I’m not going to spend your precious minutes on talking about gun control — you can find intelligent articles anywhere on that, no matter which side you’re on. I so so so want to be completely anti-gun, but I always fail my own basic test: if my own family was in peril, literally being attacked, and if I had access to a gun, would I shoot the person attacking them? I know my answer, though that doesn’t mean I’ll ever own a gun.
I am, however, anti-extremes.
It seems to me that we now live in a world where everyone has to pick sides, and increasingly the sides are so far to one extreme. Either you breastfeed or you’ve sentenced your child to a lifetime of sickness and failure; either you believe in the second amendment and the right to bear arms or you’re a traitor. And forget about politics and religion, gay marriage and every other media lightning rod. These days, either you’re rich or you’re poor. The days of having a great life in the middle class do not seem to exist anymore. We’ve become a world of Donald Trumps, Sarah Palins and Kim Kardashians. What happened to the middle?
And that’s what I don’t understand. We’re so focused on the “best” being the best and the “worst” being the worst that we ignore the middle. The middle is where all the good stuff happens. And the middle isn’t the dreaded “average”, it’s just the middle. Ever eat an Oreo? The most important baseball players play up the middle, the quarterback stands in the middle, the Beatles best albums are in the middle, a great marriage lives in the middle. All too often today it’s Stanford or bust, or kids playing one sport until they hate it vs. just having fun…in the middle. Even drinking is great in the middle – too few and your slobbering friends are annoying, too many and you’re puking into a toilet. But in the middle, you’re the life of the party (at least in your head).

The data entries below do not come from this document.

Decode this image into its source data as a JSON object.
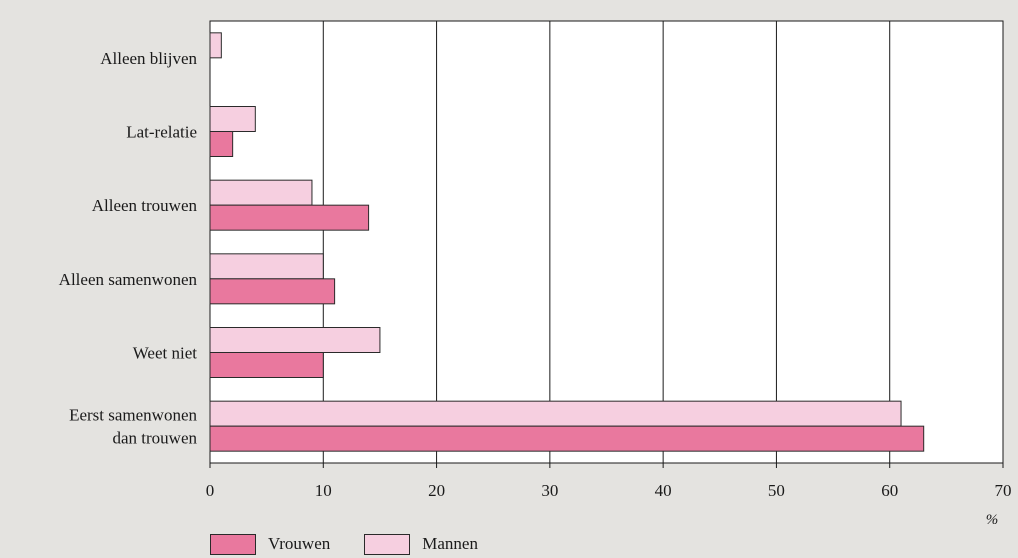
{
  "chart_data": {
    "type": "bar",
    "orientation": "horizontal",
    "categories": [
      [
        "Alleen blijven"
      ],
      [
        "Lat-relatie"
      ],
      [
        "Alleen trouwen"
      ],
      [
        "Alleen samenwonen"
      ],
      [
        "Weet niet"
      ],
      [
        "Eerst samenwonen",
        "dan trouwen"
      ]
    ],
    "series": [
      {
        "name": "Mannen",
        "color": "#f6cfe0",
        "values": [
          1,
          4,
          9,
          10,
          15,
          61
        ]
      },
      {
        "name": "Vrouwen",
        "color": "#e9789e",
        "values": [
          0,
          2,
          14,
          11,
          10,
          63
        ]
      }
    ],
    "xlim": [
      0,
      70
    ],
    "xticks": [
      0,
      10,
      20,
      30,
      40,
      50,
      60,
      70
    ],
    "unit": "%",
    "grid": "vertical",
    "legend_position": "bottom-left"
  },
  "legend": {
    "items": [
      {
        "label": "Vrouwen",
        "color": "#e9789e"
      },
      {
        "label": "Mannen",
        "color": "#f6cfe0"
      }
    ]
  }
}
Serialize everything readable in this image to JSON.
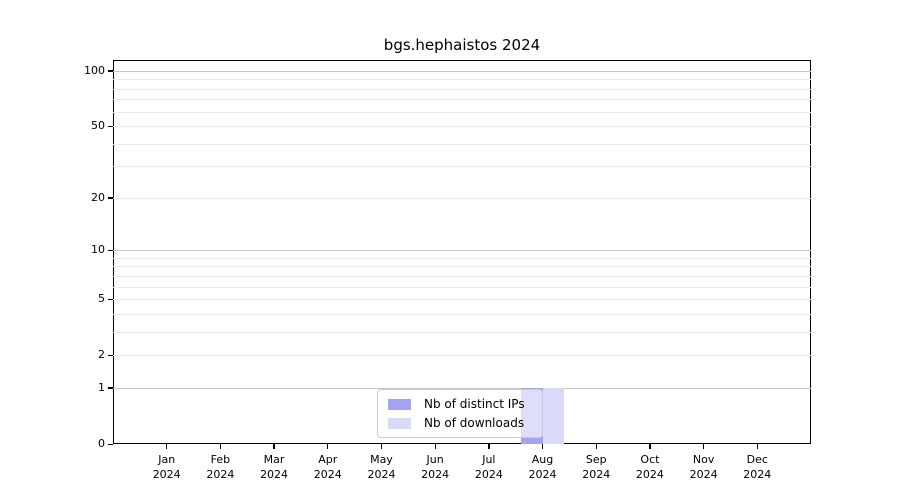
{
  "figure": {
    "background": "#ffffff"
  },
  "chart_data": {
    "type": "bar",
    "title": "bgs.hephaistos 2024",
    "x_categories": [
      {
        "label": "Jan",
        "year": "2024"
      },
      {
        "label": "Feb",
        "year": "2024"
      },
      {
        "label": "Mar",
        "year": "2024"
      },
      {
        "label": "Apr",
        "year": "2024"
      },
      {
        "label": "May",
        "year": "2024"
      },
      {
        "label": "Jun",
        "year": "2024"
      },
      {
        "label": "Jul",
        "year": "2024"
      },
      {
        "label": "Aug",
        "year": "2024"
      },
      {
        "label": "Sep",
        "year": "2024"
      },
      {
        "label": "Oct",
        "year": "2024"
      },
      {
        "label": "Nov",
        "year": "2024"
      },
      {
        "label": "Dec",
        "year": "2024"
      }
    ],
    "series": [
      {
        "name": "Nb of distinct IPs",
        "color": "#a3a3f0",
        "values": [
          0,
          0,
          0,
          0,
          0,
          0,
          0,
          1,
          0,
          0,
          0,
          0
        ]
      },
      {
        "name": "Nb of downloads",
        "color": "#d9d9f8",
        "values": [
          0,
          0,
          0,
          0,
          0,
          0,
          0,
          1,
          0,
          0,
          0,
          0
        ]
      }
    ],
    "y_axis": {
      "scale": "log1p",
      "max": 114.7,
      "ticks": [
        0,
        1,
        2,
        5,
        10,
        20,
        50,
        100
      ],
      "major_gridlines": [
        1,
        10,
        100
      ],
      "minor_gridlines": [
        2,
        3,
        4,
        5,
        6,
        7,
        8,
        9,
        20,
        30,
        40,
        50,
        60,
        70,
        80,
        90
      ]
    },
    "x_axis": {
      "tick_count": 12
    },
    "legend": {
      "position": "lower center"
    },
    "colors": {
      "major_grid": "#c5c5c5",
      "minor_grid": "#ebebeb",
      "spine": "#000000"
    }
  }
}
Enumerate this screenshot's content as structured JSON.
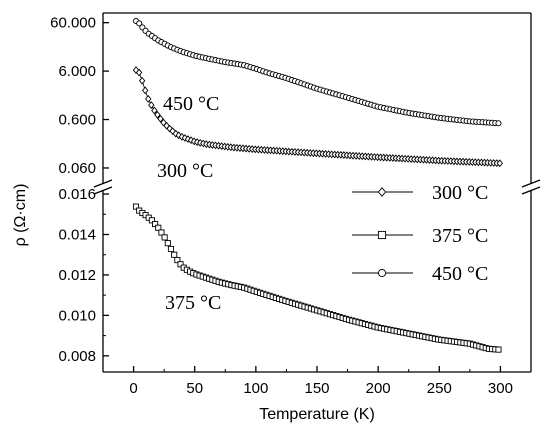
{
  "chart_data": {
    "type": "line",
    "title": "",
    "xlabel": "Temperature (K)",
    "ylabel": "ρ (Ω·cm)",
    "xlim": [
      -25,
      325
    ],
    "x_ticks": [
      0,
      50,
      100,
      150,
      200,
      250,
      300
    ],
    "x_tick_labels": [
      "0",
      "50",
      "100",
      "150",
      "200",
      "250",
      "300"
    ],
    "y_axis_broken": true,
    "y_upper_panel": {
      "scale": "log",
      "ylim": [
        0.028,
        95
      ],
      "ticks": [
        60,
        6,
        0.6,
        0.06
      ],
      "tick_labels": [
        "60.000",
        "6.000",
        "0.600",
        "0.060"
      ]
    },
    "y_lower_panel": {
      "scale": "linear",
      "ylim": [
        0.0072,
        0.0162
      ],
      "ticks": [
        0.008,
        0.01,
        0.012,
        0.014,
        0.016
      ],
      "tick_labels": [
        "0.008",
        "0.010",
        "0.012",
        "0.014",
        "0.016"
      ]
    },
    "series": [
      {
        "name": "300 °C",
        "marker": "diamond",
        "panel": "upper",
        "points": [
          [
            2,
            6.3
          ],
          [
            4,
            6.0
          ],
          [
            6,
            4.6
          ],
          [
            9,
            2.6
          ],
          [
            12,
            1.6
          ],
          [
            16,
            1.0
          ],
          [
            20,
            0.72
          ],
          [
            25,
            0.5
          ],
          [
            30,
            0.38
          ],
          [
            35,
            0.3
          ],
          [
            40,
            0.26
          ],
          [
            50,
            0.21
          ],
          [
            60,
            0.185
          ],
          [
            80,
            0.16
          ],
          [
            100,
            0.145
          ],
          [
            150,
            0.12
          ],
          [
            200,
            0.1
          ],
          [
            250,
            0.085
          ],
          [
            300,
            0.075
          ]
        ]
      },
      {
        "name": "375 °C",
        "marker": "square",
        "panel": "lower",
        "points": [
          [
            2,
            0.01538
          ],
          [
            5,
            0.01515
          ],
          [
            10,
            0.01495
          ],
          [
            15,
            0.0147
          ],
          [
            20,
            0.01435
          ],
          [
            25,
            0.0139
          ],
          [
            30,
            0.01335
          ],
          [
            35,
            0.0128
          ],
          [
            40,
            0.0124
          ],
          [
            45,
            0.0122
          ],
          [
            50,
            0.01205
          ],
          [
            60,
            0.01185
          ],
          [
            70,
            0.01165
          ],
          [
            80,
            0.0115
          ],
          [
            90,
            0.01138
          ],
          [
            100,
            0.01118
          ],
          [
            125,
            0.0107
          ],
          [
            150,
            0.01025
          ],
          [
            175,
            0.0098
          ],
          [
            200,
            0.0094
          ],
          [
            225,
            0.0091
          ],
          [
            250,
            0.0088
          ],
          [
            275,
            0.0086
          ],
          [
            290,
            0.00835
          ],
          [
            300,
            0.0083
          ]
        ]
      },
      {
        "name": "450 °C",
        "marker": "circle",
        "panel": "upper",
        "points": [
          [
            2,
            65
          ],
          [
            5,
            57
          ],
          [
            8,
            45
          ],
          [
            12,
            36
          ],
          [
            20,
            26
          ],
          [
            30,
            19
          ],
          [
            40,
            15
          ],
          [
            50,
            12.5
          ],
          [
            60,
            11
          ],
          [
            75,
            9.2
          ],
          [
            90,
            8
          ],
          [
            100,
            6.7
          ],
          [
            110,
            5.5
          ],
          [
            125,
            4.3
          ],
          [
            150,
            2.6
          ],
          [
            175,
            1.7
          ],
          [
            200,
            1.1
          ],
          [
            225,
            0.82
          ],
          [
            250,
            0.65
          ],
          [
            275,
            0.55
          ],
          [
            300,
            0.5
          ]
        ]
      }
    ],
    "annotations": [
      "450 °C",
      "300 °C",
      "375 °C"
    ],
    "legend": {
      "position": "right",
      "entries": [
        "300 °C",
        "375 °C",
        "450 °C"
      ]
    },
    "grid": false
  }
}
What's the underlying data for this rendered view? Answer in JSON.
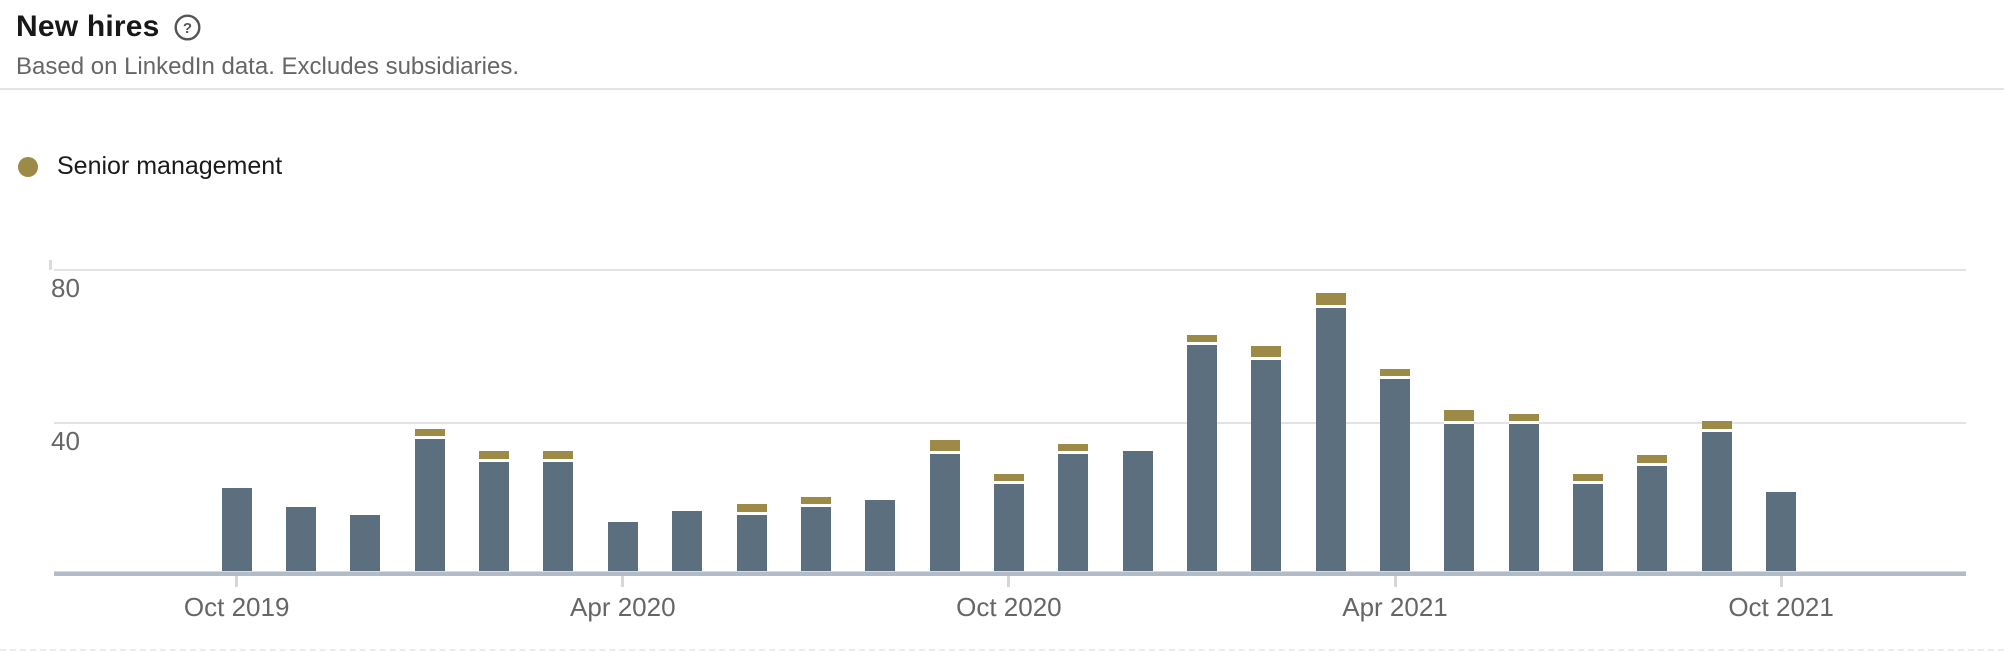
{
  "header": {
    "title": "New hires",
    "subtitle": "Based on LinkedIn data. Excludes subsidiaries."
  },
  "legend": {
    "items": [
      {
        "label": "Senior management",
        "color": "#9c8a46"
      }
    ]
  },
  "colors": {
    "bar": "#5c6f7e",
    "senior_accent": "#9c8a46",
    "axis_line": "#b2bbc8",
    "gridline": "#e3e3e3",
    "text_muted": "#666666",
    "text_dark": "#1a1a1a"
  },
  "chart_data": {
    "type": "bar",
    "stacked": true,
    "title": "New hires",
    "categories": [
      "Oct 2019",
      "Nov 2019",
      "Dec 2019",
      "Jan 2020",
      "Feb 2020",
      "Mar 2020",
      "Apr 2020",
      "May 2020",
      "Jun 2020",
      "Jul 2020",
      "Aug 2020",
      "Sep 2020",
      "Oct 2020",
      "Nov 2020",
      "Dec 2020",
      "Jan 2021",
      "Feb 2021",
      "Mar 2021",
      "Apr 2021",
      "May 2021",
      "Jun 2021",
      "Jul 2021",
      "Aug 2021",
      "Sep 2021",
      "Oct 2021"
    ],
    "series": [
      {
        "name": "New hires",
        "color": "#5c6f7e",
        "values": [
          22,
          17,
          15,
          35,
          29,
          29,
          13,
          16,
          15,
          17,
          19,
          31,
          23,
          31,
          32,
          60,
          56,
          70,
          51,
          39,
          39,
          23,
          28,
          37,
          21
        ]
      },
      {
        "name": "Senior management",
        "color": "#9c8a46",
        "values": [
          0,
          0,
          0,
          2,
          2,
          2,
          0,
          0,
          2,
          2,
          0,
          3,
          2,
          2,
          0,
          2,
          3,
          3,
          2,
          3,
          2,
          2,
          2,
          2,
          0
        ]
      }
    ],
    "x_tick_labels": [
      "Oct 2019",
      "Apr 2020",
      "Oct 2020",
      "Apr 2021",
      "Oct 2021"
    ],
    "x_tick_indices": [
      0,
      6,
      12,
      18,
      24
    ],
    "y_ticks": [
      80,
      40
    ],
    "ylim": [
      0,
      80
    ],
    "grid": "horizontal",
    "legend_position": "top-left"
  }
}
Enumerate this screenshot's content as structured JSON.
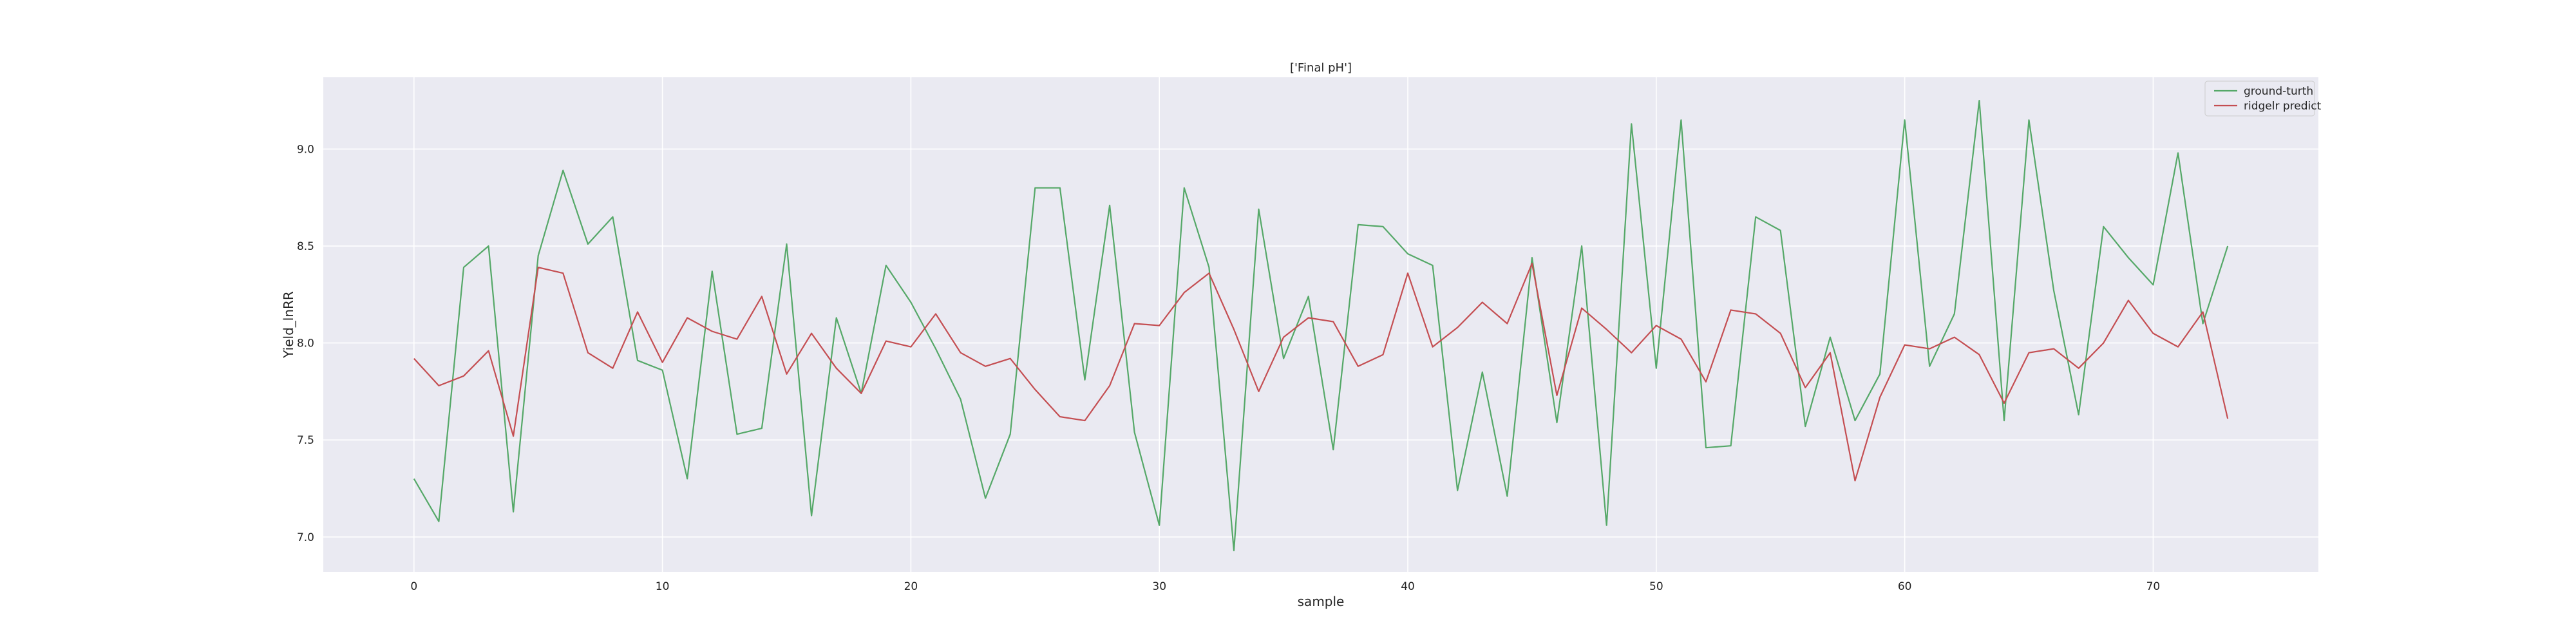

So when it comes to these mass shootings, I’m baffled by the fact that they keep happening. How could nothing happen after Newtown, arguably the most gruesome and tragic of them all? Because the fight happens at the extreme and no one moves. How about we start by just trying a few things on both ends. If we agree that innocent people getting killed for no reason is bad (please tell me we agree on that) then why not just try a few things – maybe even just beta test them and be open to getting rid of the changes if they truly don’t work. I can live with that.
Let’s make it harder to walk into a movie theater and kill people. The argument that we can never stop it completely so why try at all doesn’t work for me. But let’s at least make the bad guys (94% of the time they’re men) work a little harder. Maybe too many hoops will discourage them; maybe they will slip up and get caught prior to a massacre. Close the loopholes and create a real national database that works all the time. Try something. Listen to Amy Schumer. Almost anything will be better than seeing one of these occur every day.
Here’s where I would start – right in the middle – no guns allowed for anyone who has ever had a protective order issued against them, convicted of any level of domestic abuse or felony alcohol-related crime like DUI. They already don’t value human life so why give them a better tool to do their damage.
And where did Alex learn to shoot his finger like a gun? From his friends at school.